Further examples include Tustin, Calif., where two World War II blimp hangars listed on the National Register were to be demolished despite being among the largest wooden buildings in the world — because the community wanted to develop a regional park. And in Minnesota, demolition of a historic bridge, also listed on the National Register, was planned because traffic had increased and a new bridge was required.

“Adaptive re-use” occurs when, as with Honolulu’s Natatorium, a community wishes to preserve, rather than demolish, essential historic features and beauty of the place, but must modify the structure to meet current economic realities or health and safety standards.

Despite the mayor’s assertions, the administration’s current plans are actually an example of “adaptive re-use” because they propose a modified Natatorium with different features than the original. The Harris plan eliminates a tall diving tower and two large reflecting pools, both of which were prominent features of the original site.
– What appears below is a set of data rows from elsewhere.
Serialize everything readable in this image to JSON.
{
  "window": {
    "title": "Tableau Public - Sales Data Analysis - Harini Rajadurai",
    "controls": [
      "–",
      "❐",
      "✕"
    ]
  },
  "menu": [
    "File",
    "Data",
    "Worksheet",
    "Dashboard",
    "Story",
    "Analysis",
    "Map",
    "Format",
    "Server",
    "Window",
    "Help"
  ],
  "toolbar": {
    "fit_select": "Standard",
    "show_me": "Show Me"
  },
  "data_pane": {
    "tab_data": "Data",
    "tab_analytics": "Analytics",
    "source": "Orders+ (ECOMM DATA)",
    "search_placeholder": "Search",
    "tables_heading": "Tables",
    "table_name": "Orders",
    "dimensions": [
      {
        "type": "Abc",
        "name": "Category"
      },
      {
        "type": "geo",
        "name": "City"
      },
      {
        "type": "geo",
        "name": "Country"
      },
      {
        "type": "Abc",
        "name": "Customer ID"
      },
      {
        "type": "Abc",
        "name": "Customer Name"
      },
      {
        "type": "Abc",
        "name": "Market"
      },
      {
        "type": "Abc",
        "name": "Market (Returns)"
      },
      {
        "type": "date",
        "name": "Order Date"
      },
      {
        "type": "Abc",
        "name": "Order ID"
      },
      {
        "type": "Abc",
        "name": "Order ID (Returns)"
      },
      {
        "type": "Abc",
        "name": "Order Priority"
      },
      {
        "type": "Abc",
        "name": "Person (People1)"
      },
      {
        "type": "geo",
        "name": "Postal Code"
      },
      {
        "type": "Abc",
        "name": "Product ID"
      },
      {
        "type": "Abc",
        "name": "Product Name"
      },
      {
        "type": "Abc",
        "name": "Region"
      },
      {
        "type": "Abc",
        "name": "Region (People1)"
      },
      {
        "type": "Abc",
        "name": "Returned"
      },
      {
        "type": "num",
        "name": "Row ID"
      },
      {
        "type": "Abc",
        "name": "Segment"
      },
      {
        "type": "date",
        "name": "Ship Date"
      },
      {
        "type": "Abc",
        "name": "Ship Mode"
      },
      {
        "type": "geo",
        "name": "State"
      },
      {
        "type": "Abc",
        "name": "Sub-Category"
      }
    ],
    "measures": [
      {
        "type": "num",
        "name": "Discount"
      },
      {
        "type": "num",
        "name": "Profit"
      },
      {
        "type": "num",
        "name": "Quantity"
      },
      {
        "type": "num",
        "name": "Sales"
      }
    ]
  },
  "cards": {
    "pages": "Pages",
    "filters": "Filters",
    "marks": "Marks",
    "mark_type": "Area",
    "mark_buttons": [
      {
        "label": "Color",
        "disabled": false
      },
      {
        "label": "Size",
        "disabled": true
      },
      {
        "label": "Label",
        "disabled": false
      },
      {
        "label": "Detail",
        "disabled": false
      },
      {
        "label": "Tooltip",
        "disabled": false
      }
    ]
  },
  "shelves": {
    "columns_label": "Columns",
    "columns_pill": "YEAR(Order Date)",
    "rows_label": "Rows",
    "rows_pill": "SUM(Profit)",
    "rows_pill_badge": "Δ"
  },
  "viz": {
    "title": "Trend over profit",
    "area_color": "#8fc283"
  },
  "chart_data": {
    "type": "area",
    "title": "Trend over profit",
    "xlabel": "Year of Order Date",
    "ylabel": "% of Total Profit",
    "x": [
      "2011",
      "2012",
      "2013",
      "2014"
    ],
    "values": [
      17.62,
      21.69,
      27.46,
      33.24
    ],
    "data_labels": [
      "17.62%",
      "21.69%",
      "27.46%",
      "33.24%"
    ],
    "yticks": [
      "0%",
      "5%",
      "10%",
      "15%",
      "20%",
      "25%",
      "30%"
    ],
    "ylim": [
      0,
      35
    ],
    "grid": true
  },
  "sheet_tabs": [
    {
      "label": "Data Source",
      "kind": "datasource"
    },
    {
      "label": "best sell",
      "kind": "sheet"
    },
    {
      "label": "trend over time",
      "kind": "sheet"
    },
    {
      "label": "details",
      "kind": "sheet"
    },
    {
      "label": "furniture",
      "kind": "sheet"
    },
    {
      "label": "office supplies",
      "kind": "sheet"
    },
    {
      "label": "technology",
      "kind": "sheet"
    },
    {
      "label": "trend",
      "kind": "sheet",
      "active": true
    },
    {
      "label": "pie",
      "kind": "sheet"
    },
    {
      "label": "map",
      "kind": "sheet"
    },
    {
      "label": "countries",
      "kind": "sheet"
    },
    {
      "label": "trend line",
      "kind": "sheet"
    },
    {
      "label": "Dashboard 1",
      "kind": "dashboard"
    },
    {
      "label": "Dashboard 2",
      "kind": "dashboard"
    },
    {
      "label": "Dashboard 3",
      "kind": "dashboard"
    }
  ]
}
Due to modern health standards and Department of Health rules, the Harris plan must also now include a pool with a hard bottom and cleanable sides (rather than the original sandy bottom). The pool must also use large motorized pumps to flush water through the pool (rather than rely on the original passive tidal flushing). These changes already add up to “adaptive re-use”; the only question now is of degree.

The Kaimana Beach Coalition’s proposal to create a memorial beach by modifying some of the walls of the pool is simply another type of “adaptive re-use.” It is far superior, however, because it will save the community millions of dollars in construction and upkeep, eliminate the public health risks of an untreated pool, reduce commercialization and bring final resolution to the Natatorium issue.

In short, the Kaimana Beach Coalition believes that a memorial beach would be entirely consistent with the letter and spirit of federal and state historic preservation laws, which allow for the “adaptive re-use” of historic properties to accommodate public health and safety concerns, local economic realities, and evolving community needs and values.